Brown introduced a $122.6 billion general-fund spending plan that adds $2 billion to the state's rainy-day fund, continues to pay down debt and creates a replacement tax strategy to comply with the Affordable Care Act and avoid losing federal Medi-Cal dollars.
The proposed budget also freezes tuition to state universities at 2011-2012 levels and increases K-12 spending to $10,591 per student, $3,600 more than when Brown retook office in 2011.
"Relative to budgets in the past, this budget is in good shape," Brown said of his 2016-2017 budget, which includes $170.6 billion in total spending.
California's fiscal outlook is as healthy as ever because the main source of California's general fund revenue -personal income taxes - continues to exceed Brown's 2015-2016 estimates, the nonpartisan Legislative Analyst's Office said in a November report.
The annual report estimated general-fund revenues should surpass budget predictions by $3.6 billion and the rainy-day fund could expand to $7.2 billion by June 2017.
Brown, who retook office during the massive global recession, said his proposal is unusual in that it prepares for a future recession and that he sought the advice of economists about the potential for an inevitable economic downturn.
"We've had 10 recessions since World War II," Brown said. "We know we will get another recession but nobody ever plans for it so it's always a surprise."
The proposal signals the beginning of budget negotiations between the governor's office and the Democratic-led state Legislature for the 2016-2017 fiscal year. A final budget is due in June and Brown's reformed managed health care tax must gain a significant amount of Republican support to pass.
In 2015, Brown unsuccessfully proposed tax measures to fund transportation and Medi-Cal improvements.
The health care tax would provide a net reduction in taxes paid by the private health care industry and secure nearly $1 billion in federal matching dollars, Finance Department director Michael Cohen said.
Last year Brown tasked the Legislature with figuring out a way to create funding for the struggling and underfunded Medi-Cal system during a special session. While special-session meetings are still ongoing, Brown acknowledged the lack of progress achieved by the Legislature and told reporters he would "increase my role" to spur action.
Republicans echoed support of Brown's budget bill, applauding him for not "going on a spending spree."
"He is sticking with supporting and defending the rainy-day fund and building it up," state Sen. Jim Nielsen, R-Gerber, told Courthouse News. "That's the way we should proceed with our budget and [Brown] is telling [Democrats] be cautious, be careful."
The mounting surplus has spurred spending suggestions from state Democrats, including money for the homeless and Medi-Cal coverage for undocumented immigrants. On Monday, Senate President pro tem Kevin de Leon and a group of lawmakers proposed a $2 billion blueprint for building permanent homes for the homeless with public funding.

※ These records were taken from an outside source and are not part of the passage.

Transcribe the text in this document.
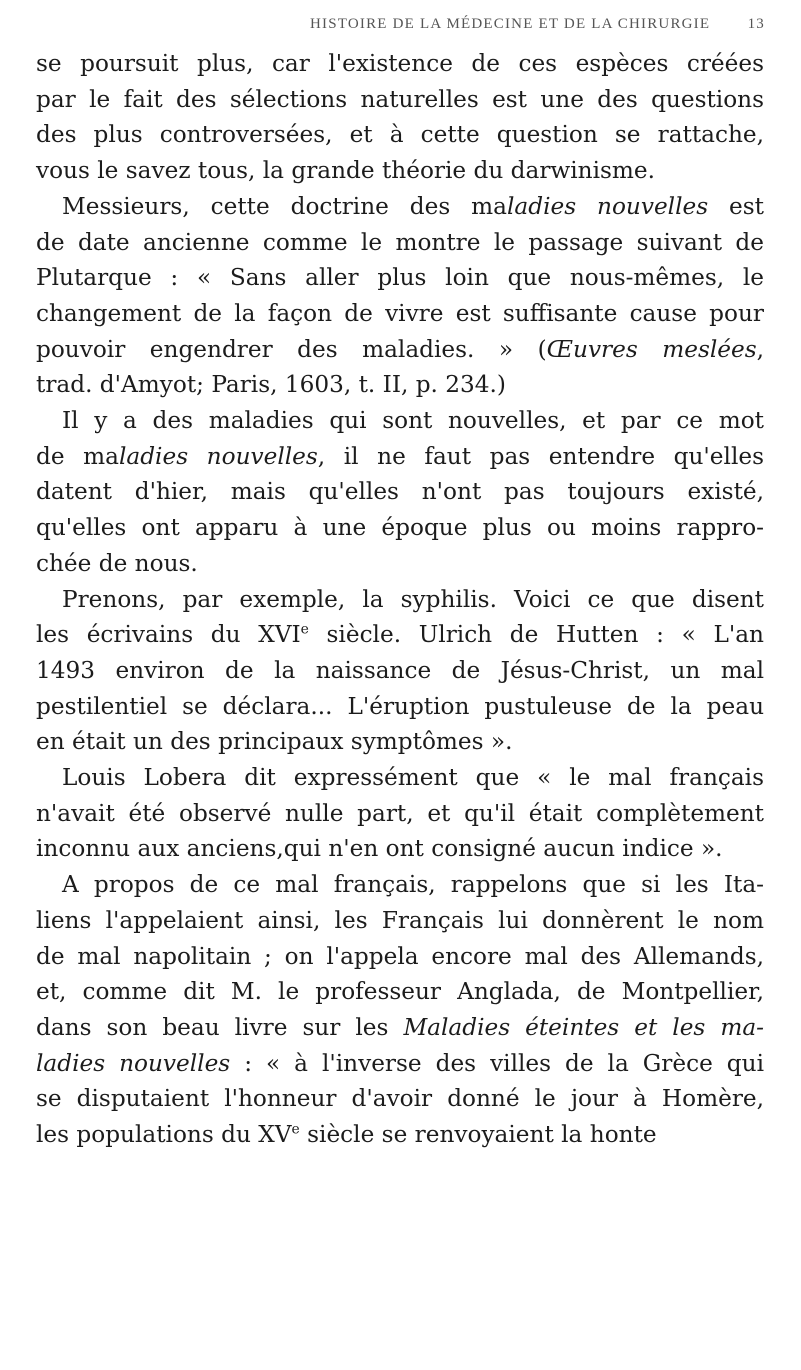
HISTOIRE DE LA MÉDECINE ET DE LA CHIRURGIE 13

se poursuit plus, car l'existence de ces espèces créées
par le fait des sélections naturelles est une des questions
des plus controversées, et à cette question se rattache,
vous le savez tous, la grande théorie du darwinisme.

Messieurs, cette doctrine des maladies nouvelles est
de date ancienne comme le montre le passage suivant de
Plutarque : « Sans aller plus loin que nous-mêmes, le
changement de la façon de vivre est suffisante cause pour
pouvoir engendrer des maladies. » (Œuvres meslées,
trad. d'Amyot; Paris, 1603, t. II, p. 234.)

Il y a des maladies qui sont nouvelles, et par ce mot
de maladies nouvelles, il ne faut pas entendre qu'elles
datent d'hier, mais qu'elles n'ont pas toujours existé,
qu'elles ont apparu à une époque plus ou moins rappro-
chée de nous.

Prenons, par exemple, la syphilis. Voici ce que disent
les écrivains du XVIe siècle. Ulrich de Hutten : « L'an
1493 environ de la naissance de Jésus-Christ, un mal
pestilentiel se déclara... L'éruption pustuleuse de la peau
en était un des principaux symptômes ».

Louis Lobera dit expressément que « le mal français
n'avait été observé nulle part, et qu'il était complètement
inconnu aux anciens,qui n'en ont consigné aucun indice ».

A propos de ce mal français, rappelons que si les Ita-
liens l'appelaient ainsi, les Français lui donnèrent le nom
de mal napolitain ; on l'appela encore mal des Allemands,
et, comme dit M. le professeur Anglada, de Montpellier,
dans son beau livre sur les Maladies éteintes et les ma-
ladies nouvelles : « à l'inverse des villes de la Grèce qui
se disputaient l'honneur d'avoir donné le jour à Homère,
les populations du XVe siècle se renvoyaient la honte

A fourth-term governor, Brown said he needs to take a closer look at the proposal that directs Proposition 63 funding to the state's estimated 114,000 homeless but that "there is a real need there."
Last summer Democrats gave Brown a revised budget that added nearly $800 million in social-program spending, but Brown largely ignored their requests in his final budget.
De Leon said the budget bill "espouses a clear-eyed focus" toward fiscal prudence but that the Legislature must continue to petition for improvements for California's "most vulnerable citizens.
"This budget reflects historic investments in our children's education that will make a tremendous difference. But we still have to take a closer look at strengthening our health care system for the poor and developmentally disabled that has been starved for far too long," De Leon said in a statement.
Meanwhile Republican leaders in the Assembly have also petitioned Brown for cash on social services, specifically the state's more than 270,000 developmentally disabled residents - introducing a bill Tuesday that would increase state funding for developmental disabilities programs by 10 percent, or $309 million annually.
Brown's draft budget also addresses the state's crumbling infrastructure by including $807 million for maintenance at universities, state hospitals and levee improvements. Brown also said each state-owned building will be assessed for future improvements.
"These buildings, after a very careful independent analysis, indicate they are deteriorating; we must invest money," Brown said.